Archambault Bagheera

Development
- Location: France
- Year: 1968
- Builder: Archambault Boats

Boat
- Displacement: 882 lb (400 kg)
- Draft: 3.12 ft (0.95 m)

Hull
- Type: monohull
- Construction: fibreglass
- LOA: 19.68 ft (6.00 m)
- LWL: 15.58 ft (4.75 m)
- Beam: 5.91 ft (1.80 m)
- Engine: Outboard motor

Hull appendages
- Keel: fin keel
- Ballast: 463 lb (210 kg)
- Rudder: skeg-mounted rudder

Rig
- Rig type: Bermuda rig

Sails
- Sailplan: fractional rigged sloop
- Total sail area: 184.00 sq ft (17.094 m^{2})

= Archambault Bagheera =

Sailboat class

The Archambault Bagheera is a recreational keelboat that was first built in 1968.

==Production==
The design was built by Archambault Boats of Dangé-Saint-Romain, France, starting in 1968, but it is now out of production.

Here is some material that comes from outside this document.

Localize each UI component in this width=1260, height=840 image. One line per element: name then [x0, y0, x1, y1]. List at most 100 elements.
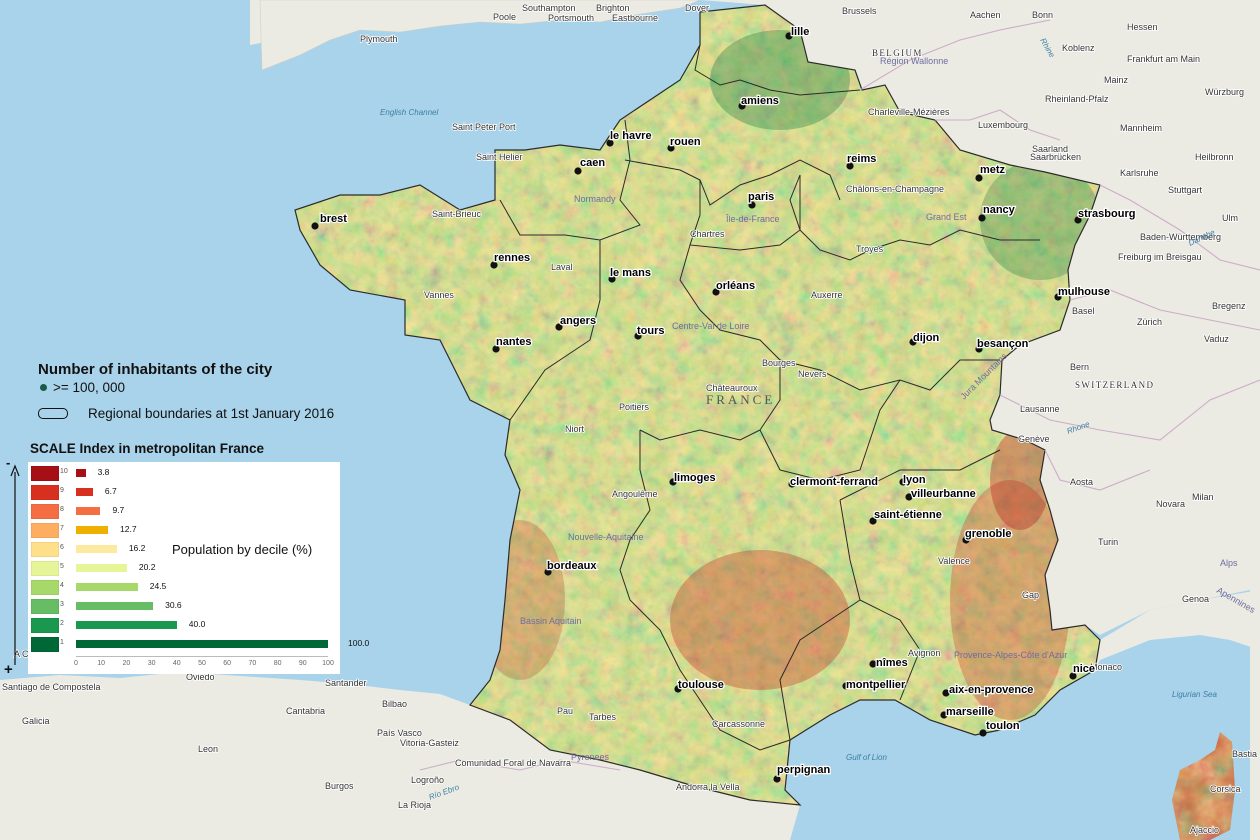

Archambault, which had been founded in 1967, went out of business in 2015. With a length overall of 19.68 ft, the Bagheera was the smallest boat produced by Archambault.

==Design==
The Bagheera is a built predominantly of fibreglass, with wood trim. It has a fractional sloop rig with aluminum spars, a deck-stepped mast with wire standing rigging. The hull has a raked stem, a reverse transom, a lazarette, a skeg-mounted rudder controlled by a tiller and a fixed fin keel. It displaces 882 lb and carries 463 lb of ballast.

The boat has a draft of 3.12 ft with the standard keel. The boat is normally fitted with a small outboard motor for docking and manoeuvring and has a hull speed of 5.29 kn.